Serbia's choice
Serbia's choice
For Americans, last week's fiery attack on the U.S. Embassy in Belgrade evoked unpleasant memories of the more calamitous Iran hostage crisis three decades earlier in Tehran, when 52 U.S. diplomats were held for 444 days.
For Serbs, the violence underscores the stark choice they face about their future. They can either stick with the nationalist pipe dream promoted by the late Serb strongman Slobodan Milosevic, or they can enter the modern world.
The ghost of Milosevic hung over the attacks on the U.S. Embassy and other diplomatic compounds. It is his specter, and all the madness it symbolizes, that needs to be put to rest.
(Photo — In Belgrade: A rioter throws a street sign into the burning U.S. Embassy on Thursday. / By Marko Drobnjakovic, AP)
The immediate trigger of the riots was that the United States and others recognized a declaration of independence by Kosovo, the latest part of the former Yugoslavia to break away. For many Serbs, that recognition was like waving a red rag at a bull. Although Kosovo has for decades been a semiautonomous province of Serbia, inhabited mainly by ethnic Albanians, for Serbs it is not just any old piece of land.
Kosovo has so much significance for Serbs that it was where Milosevic chose to make a speech in 1987 that ignited his ruinous wars for a Greater Serbia. Even though few Serbs live there, it is the place they consider the cradle of their civilization, and it is littered with Serb monuments and monasteries.
Yet the hard reality is that Kosovo is not going to be part of Serbia again. It has been administered by the United Nations since 1999, when NATO fought a war against Serb troops sent to ethnically cleanse the province.

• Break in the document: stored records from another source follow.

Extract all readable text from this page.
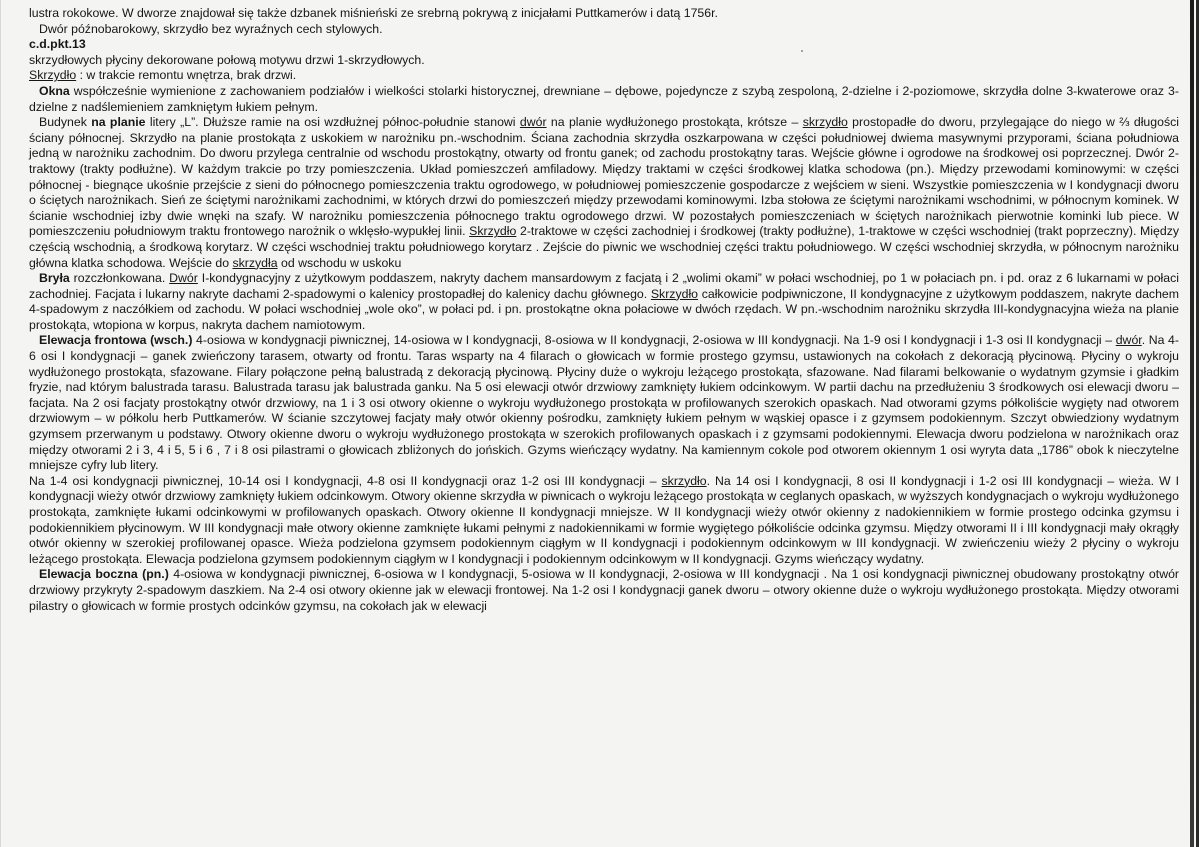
lustra rokokowe. W dworze znajdował się także dzbanek miśnieński ze srebrną pokrywą z inicjałami Puttkamerów i datą 1756r.

Dwór późnobarokowy, skrzydło bez wyraźnych cech stylowych.

c.d.pkt.13

skrzydłowych płyciny dekorowane połową motywu drzwi 1-skrzydłowych.

Skrzydło : w trakcie remontu wnętrza, brak drzwi.

Okna współcześnie wymienione z zachowaniem podziałów i wielkości stolarki historycznej, drewniane – dębowe, pojedyncze z szybą zespoloną, 2-dzielne i 2-poziomowe, skrzydła dolne 3-kwaterowe oraz 3-dzielne z nadślemieniem zamkniętym łukiem pełnym.

Budynek na planie litery „L”. Dłuższe ramie na osi wzdłużnej północ-południe stanowi dwór na planie wydłużonego prostokąta, krótsze – skrzydło prostopadłe do dworu, przylegające do niego w ⅔ długości ściany północnej. Skrzydło na planie prostokąta z uskokiem w narożniku pn.-wschodnim. Ściana zachodnia skrzydła oszkarpowana w części południowej dwiema masywnymi przyporami, ściana południowa jedną w narożniku zachodnim. Do dworu przylega centralnie od wschodu prostokątny, otwarty od frontu ganek; od zachodu prostokątny taras. Wejście główne i ogrodowe na środkowej osi poprzecznej. Dwór 2-traktowy (trakty podłużne). W każdym trakcie po trzy pomieszczenia. Układ pomieszczeń amfiladowy. Między traktami w części środkowej klatka schodowa (pn.). Między przewodami kominowymi: w części północnej - biegnące ukośnie przejście z sieni do północnego pomieszczenia traktu ogrodowego, w południowej pomieszczenie gospodarcze z wejściem w sieni. Wszystkie pomieszczenia w I kondygnacji dworu o ściętych narożnikach. Sień ze ściętymi narożnikami zachodnimi, w których drzwi do pomieszczeń między przewodami kominowymi. Izba stołowa ze ściętymi narożnikami wschodnimi, w północnym kominek. W ścianie wschodniej izby dwie wnęki na szafy. W narożniku pomieszczenia północnego traktu ogrodowego drzwi. W pozostałych pomieszczeniach w ściętych narożnikach pierwotnie kominki lub piece. W pomieszczeniu południowym traktu frontowego narożnik o wklęsło-wypukłej linii. Skrzydło 2-traktowe w części zachodniej i środkowej (trakty podłużne), 1-traktowe w części wschodniej (trakt poprzeczny). Między częścią wschodnią, a środkową korytarz. W części wschodniej traktu południowego korytarz . Zejście do piwnic we wschodniej części traktu południowego. W części wschodniej skrzydła, w północnym narożniku główna klatka schodowa. Wejście do skrzydła od wschodu w uskoku

Bryła rozczłonkowana. Dwór I-kondygnacyjny z użytkowym poddaszem, nakryty dachem mansardowym z facjatą i 2 „wolimi okami” w połaci wschodniej, po 1 w połaciach pn. i pd. oraz z 6 lukarnami w połaci zachodniej. Facjata i lukarny nakryte dachami 2-spadowymi o kalenicy prostopadłej do kalenicy dachu głównego. Skrzydło całkowicie podpiwniczone, II kondygnacyjne z użytkowym poddaszem, nakryte dachem 4-spadowym z naczółkiem od zachodu. W połaci wschodniej „wole oko”, w połaci pd. i pn. prostokątne okna połaciowe w dwóch rzędach. W pn.-wschodnim narożniku skrzydła III-kondygnacyjna wieża na planie prostokąta, wtopiona w korpus, nakryta dachem namiotowym.

Elewacja frontowa (wsch.) 4-osiowa w kondygnacji piwnicznej, 14-osiowa w I kondygnacji, 8-osiowa w II kondygnacji, 2-osiowa w III kondygnacji. Na 1-9 osi I kondygnacji i 1-3 osi II kondygnacji – dwór. Na 4-6 osi I kondygnacji – ganek zwieńczony tarasem, otwarty od frontu. Taras wsparty na 4 filarach o głowicach w formie prostego gzymsu, ustawionych na cokołach z dekoracją płycinową. Płyciny o wykroju wydłużonego prostokąta, sfazowane. Filary połączone pełną balustradą z dekoracją płycinową. Płyciny duże o wykroju leżącego prostokąta, sfazowane. Nad filarami belkowanie o wydatnym gzymsie i gładkim fryzie, nad którym balustrada tarasu. Balustrada tarasu jak balustrada ganku. Na 5 osi elewacji otwór drzwiowy zamknięty łukiem odcinkowym. W partii dachu na przedłużeniu 3 środkowych osi elewacji dworu – facjata. Na 2 osi facjaty prostokątny otwór drzwiowy, na 1 i 3 osi otwory okienne o wykroju wydłużonego prostokąta w profilowanych szerokich opaskach. Nad otworami gzyms półkoliście wygięty nad otworem drzwiowym – w półkolu herb Puttkamerów. W ścianie szczytowej facjaty mały otwór okienny pośrodku, zamknięty łukiem pełnym w wąskiej opasce i z gzymsem podokiennym. Szczyt obwiedziony wydatnym gzymsem przerwanym u podstawy. Otwory okienne dworu o wykroju wydłużonego prostokąta w szerokich profilowanych opaskach i z gzymsami podokiennymi. Elewacja dworu podzielona w narożnikach oraz między otworami 2 i 3, 4 i 5, 5 i 6 , 7 i 8 osi pilastrami o głowicach zbliżonych do jońskich. Gzyms wieńczący wydatny. Na kamiennym cokole pod otworem okiennym 1 osi wyryta data „1786” obok k nieczytelne mniejsze cyfry lub litery.

Na 1-4 osi kondygnacji piwnicznej, 10-14 osi I kondygnacji, 4-8 osi II kondygnacji oraz 1-2 osi III kondygnacji – skrzydło. Na 14 osi I kondygnacji, 8 osi II kondygnacji i 1-2 osi III kondygnacji – wieża. W I kondygnacji wieży otwór drzwiowy zamknięty łukiem odcinkowym. Otwory okienne skrzydła w piwnicach o wykroju leżącego prostokąta w ceglanych opaskach, w wyższych kondygnacjach o wykroju wydłużonego prostokąta, zamknięte łukami odcinkowymi w profilowanych opaskach. Otwory okienne II kondygnacji mniejsze. W II kondygnacji wieży otwór okienny z nadokiennikiem w formie prostego odcinka gzymsu i podokiennikiem płycinowym. W III kondygnacji małe otwory okienne zamknięte łukami pełnymi z nadokiennikami w formie wygiętego półkoliście odcinka gzymsu. Między otworami II i III kondygnacji mały okrągły otwór okienny w szerokiej profilowanej opasce. Wieża podzielona gzymsem podokiennym ciągłym w II kondygnacji i podokiennym odcinkowym w III kondygnacji. W zwieńczeniu wieży 2 płyciny o wykroju leżącego prostokąta. Elewacja podzielona gzymsem podokiennym ciągłym w I kondygnacji i podokiennym odcinkowym w II kondygnacji. Gzyms wieńczący wydatny.

Elewacja boczna (pn.) 4-osiowa w kondygnacji piwnicznej, 6-osiowa w I kondygnacji, 5-osiowa w II kondygnacji, 2-osiowa w III kondygnacji . Na 1 osi kondygnacji piwnicznej obudowany prostokątny otwór drzwiowy przykryty 2-spadowym daszkiem. Na 2-4 osi otwory okienne jak w elewacji frontowej. Na 1-2 osi I kondygnacji ganek dworu – otwory okienne duże o wykroju wydłużonego prostokąta. Między otworami pilastry o głowicach w formie prostych odcinków gzymsu, na cokołach jak w elewacji
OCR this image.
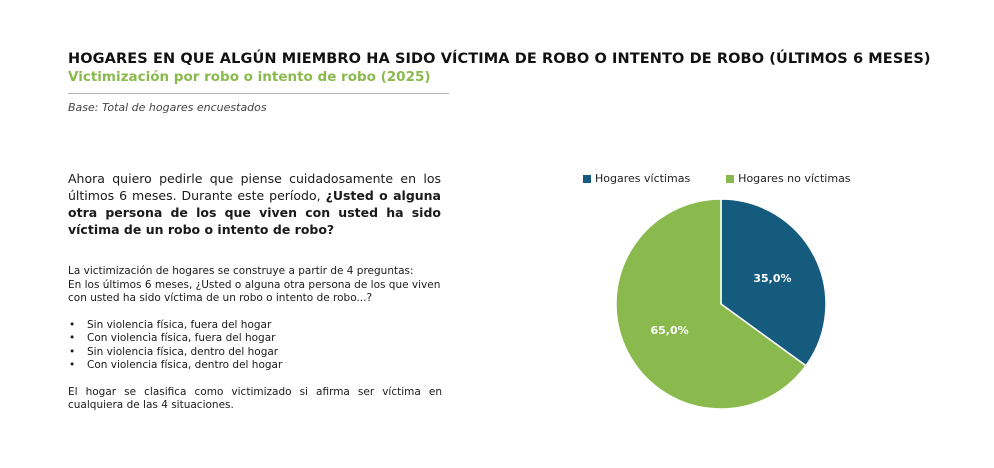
HOGARES EN QUE ALGÚN MIEMBRO HA SIDO VÍCTIMA DE ROBO O INTENTO DE ROBO (ÚLTIMOS 6 MESES)
Victimización por robo o intento de robo (2025)
Base: Total de hogares encuestados

Ahora quiero pedirle que piense cuidadosamente en los últimos 6 meses. Durante este período, ¿Usted o alguna otra persona de los que viven con usted ha sido víctima de un robo o intento de robo?

La victimización de hogares se construye a partir de 4 preguntas:

En los últimos 6 meses, ¿Usted o alguna otra persona de los que viven con usted ha sido víctima de un robo o intento de robo...?

• Sin violencia física, fuera del hogar
• Con violencia física, fuera del hogar
• Sin violencia física, dentro del hogar
• Con violencia física, dentro del hogar

El hogar se clasifica como victimizado si afirma ser víctima en cualquiera de las 4 situaciones.

Hogares víctimas	Hogares no víctimas
35,0%
65,0%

Although violence in the Balkans has subsided in the past decade, tensions continue to simmer. Russian President Vladimir Putin has played a singularly unhelpful role in stirring the pot and encouraging Serb stubbornness; Russia blocked U.N. recognition of Kosovo in the Security Council, putting its declaration of independence into a legal limbo and reviving Cold War antagonisms.
As for the Serbs, recent elections showed them split fairly evenly between stubborn nationalism, including intransigence over Kosovo, and the opportunities of European Union membership that come with facing reality. Voters narrowly re-elected a more pro-Western president, Boris Tadic.
Serbs are suffering badly from their isolation from Europe. Once the most prosperous center of the former Yugoslavia, Serbia has become an economic backwater with about 20% unemployment.
If there's any hopeful news, it is that younger Serbs, for the most part, tend to side with the future. They'd rather join Europe and end their isolation than keep Kosovo. Over the weekend, the world condemned the violence in Belgrade. That should help send a two-pronged message to Serb leaders: They have an obligation to protect embassies — and the best choice for their nation's future is to banish Milosevic's ghost.